Over the next few years, we can expect to see huge advances in our ability to harness power from the ocean’s waves and tides, a new report from IHS Emerging Energy Research, a Cambridge, Mass., consulting firm, predicts.

A tidal energy turbine developed by Atlantis Resources.Getty Images A tidal energy turbine developed by Atlantis Resources.

Until recently, that sector has had limited popularity and mixed success, even as the number of installations generating power from other renewable resources like the wind, sun and biomass has grown rapidly.

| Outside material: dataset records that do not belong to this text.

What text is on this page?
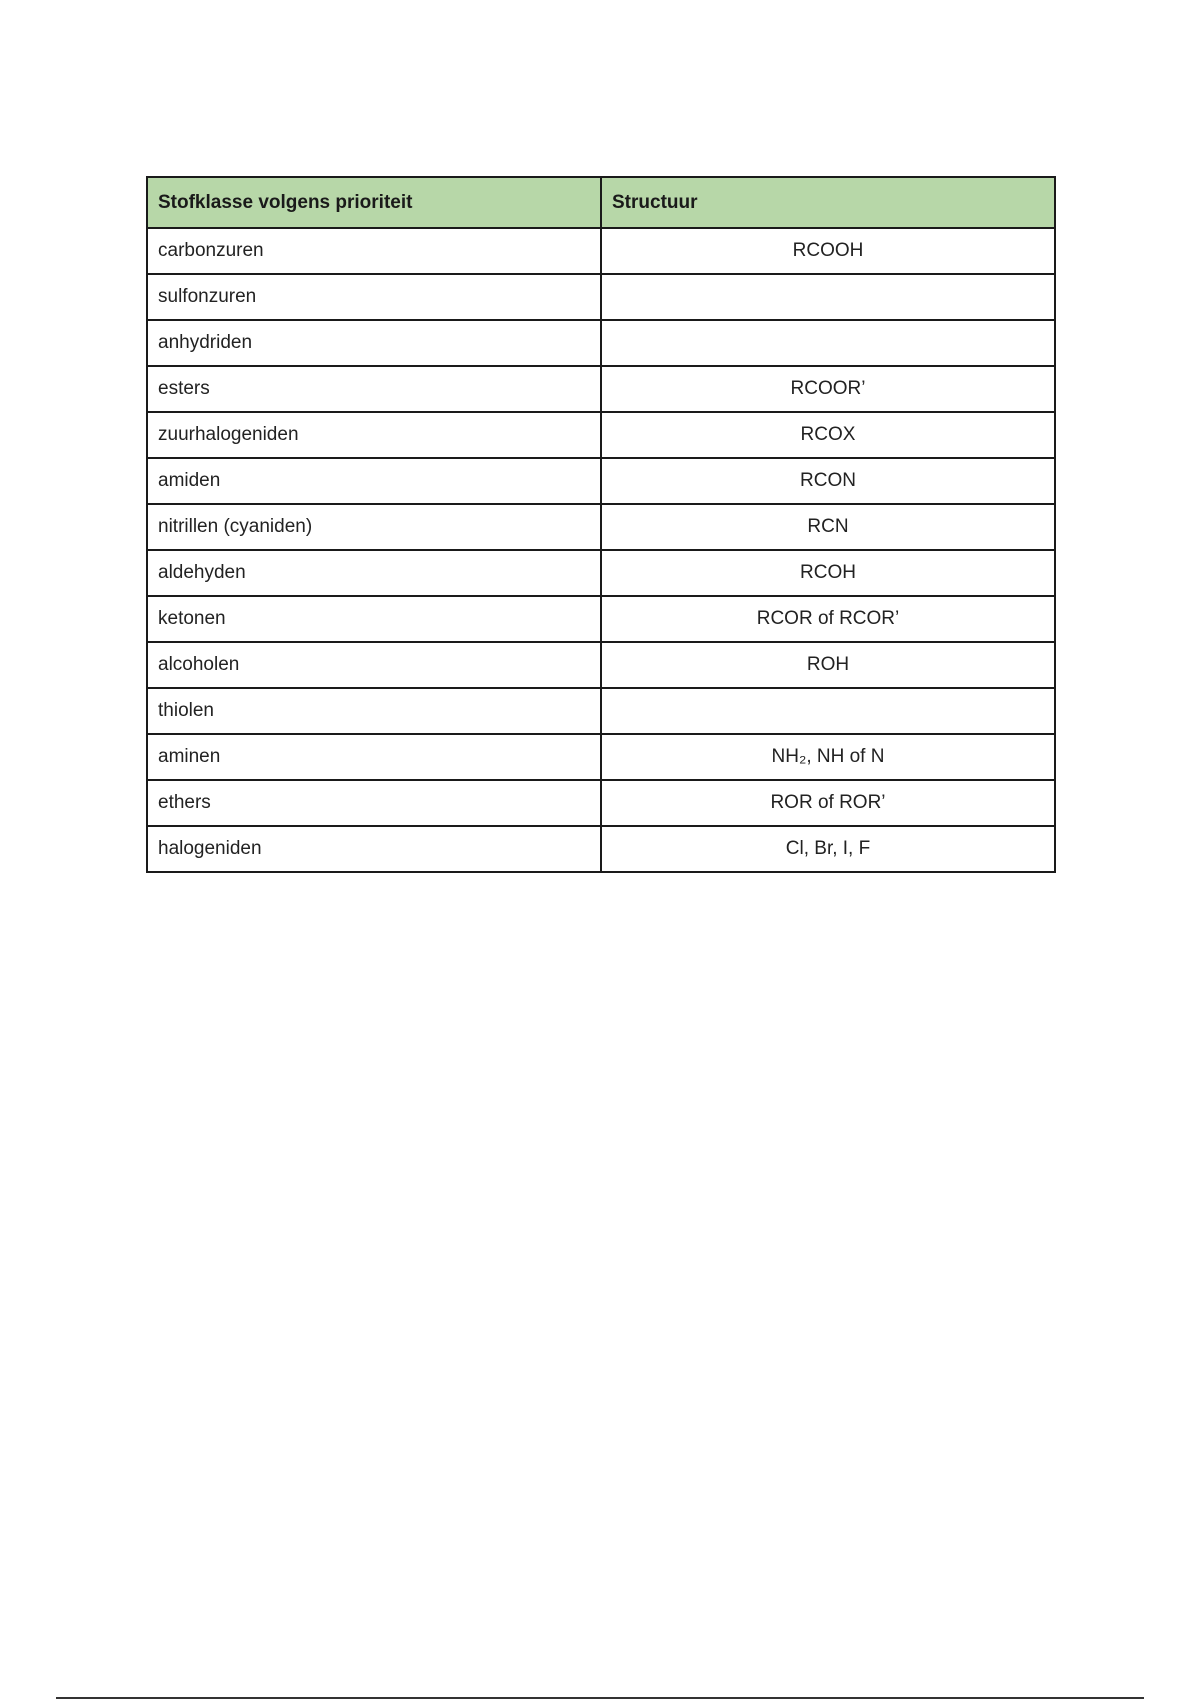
Stofklasse volgens prioriteit	Structuur
carbonzuren	RCOOH
sulfonzuren	
anhydriden	
esters	RCOOR’
zuurhalogeniden	RCOX
amiden	RCON
nitrillen (cyaniden)	RCN
aldehyden	RCOH
ketonen	RCOR of RCOR’
alcoholen	ROH
thiolen	
aminen	NH₂, NH of N
ethers	ROR of ROR’
halogeniden	Cl, Br, I, F
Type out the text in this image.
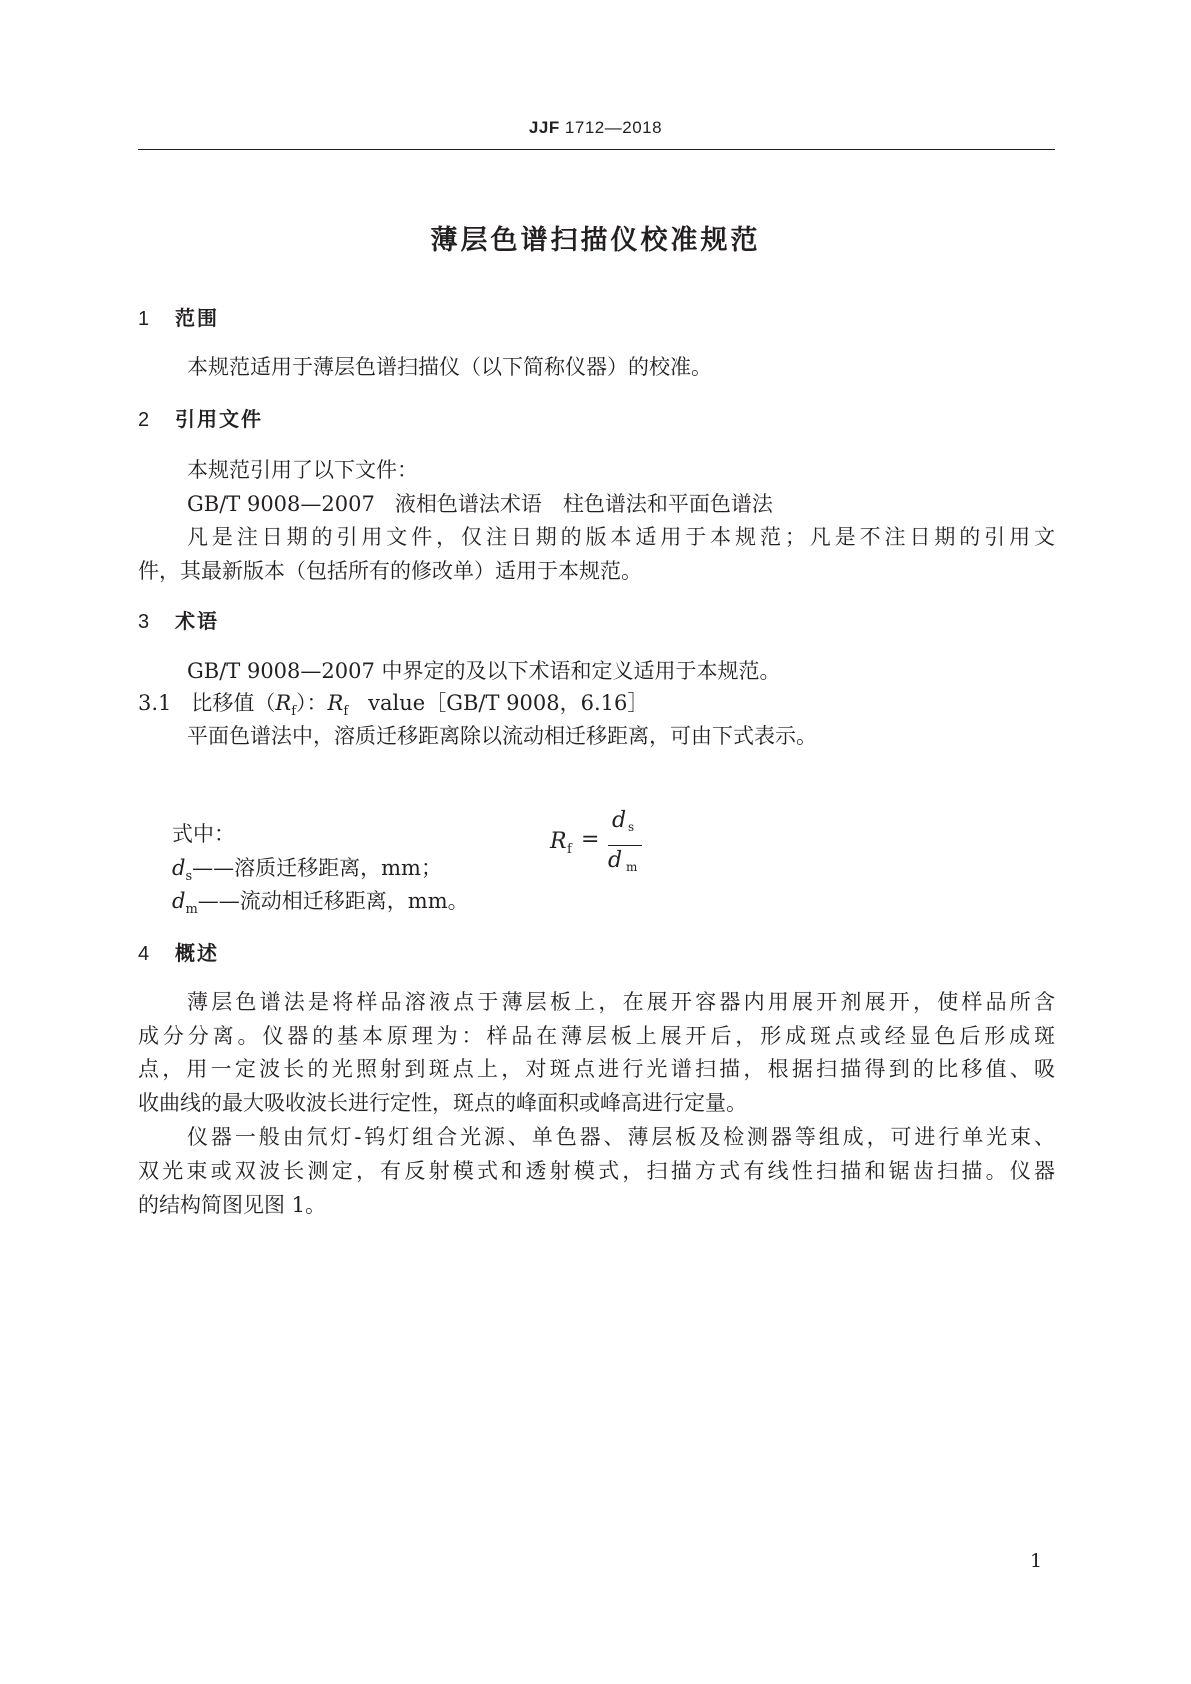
JJF 1712—2018
薄层色谱扫描仪校准规范
1 范围
本规范适用于薄层色谱扫描仪（以下简称仪器）的校准。
2 引用文件
本规范引用了以下文件：
GB/T 9008—2007 液相色谱法术语　柱色谱法和平面色谱法
凡是注日期的引用文件，仅注日期的版本适用于本规范；凡是不注日期的引用文
件，其最新版本（包括所有的修改单）适用于本规范。
3 术语
GB/T 9008—2007 中界定的及以下术语和定义适用于本规范。
3.1 比移值$(R_f)$：$R_f$ value［GB/T 9008，6.16］
平面色谱法中，溶质迁移距离除以流动相迁移距离，可由下式表示。
R f =
d s
d m
式中：
$d_s——$溶质迁移距离，mm；
$d_m——$流动相迁移距离，mm。
4 概述
薄层色谱法是将样品溶液点于薄层板上，在展开容器内用展开剂展开，使样品所含
成分分离。仪器的基本原理为：样品在薄层板上展开后，形成斑点或经显色后形成斑
点，用一定波长的光照射到斑点上，对斑点进行光谱扫描，根据扫描得到的比移值、吸
收曲线的最大吸收波长进行定性，斑点的峰面积或峰高进行定量。
仪器一般由氘灯-钨灯组合光源、单色器、薄层板及检测器等组成，可进行单光束、
双光束或双波长测定，有反射模式和透射模式，扫描方式有线性扫描和锯齿扫描。仪器
的结构简图见图 1。
1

“The global ocean energy sector is at a turning point,” the company’s report says. More than 45 wave and tidal prototypes are expected to be ocean-tested in 2010 and 2011. Only nine were tested in 2009.

More important, perhaps, while previous test projects tended to be operated by small, boutique firms, the giants of hydropower, which have decades of experience drawing power from rivers, are now getting into the ocean business.

Tides are particularly attractive sources of power because they are predictable, unlike sunshine and wind. Not surprisingly, countries with rough seas like Britain and Portugal are leading the way in exploring ocean power.

Portugal, which now gets more than 40 percent of its electricity from renewable sources, was one of the first countries to install a commercial “wave farm.” There, several years ago, a British company used a snakelike device called the Pelamis system to absorb the energy of waves.

The Portugal experiment met with mixed results before it was halted because of financial problems. One stumbling block was that the floating machines that absorbed wave energy quickly broke under the constant assault of the waves.

The European Energy Association estimates that, globally, the oceans could yield more than 100.000 terawatt hours a year if the technology to harness that power can be perfected. That is more than five times the electricity the world uses in a year.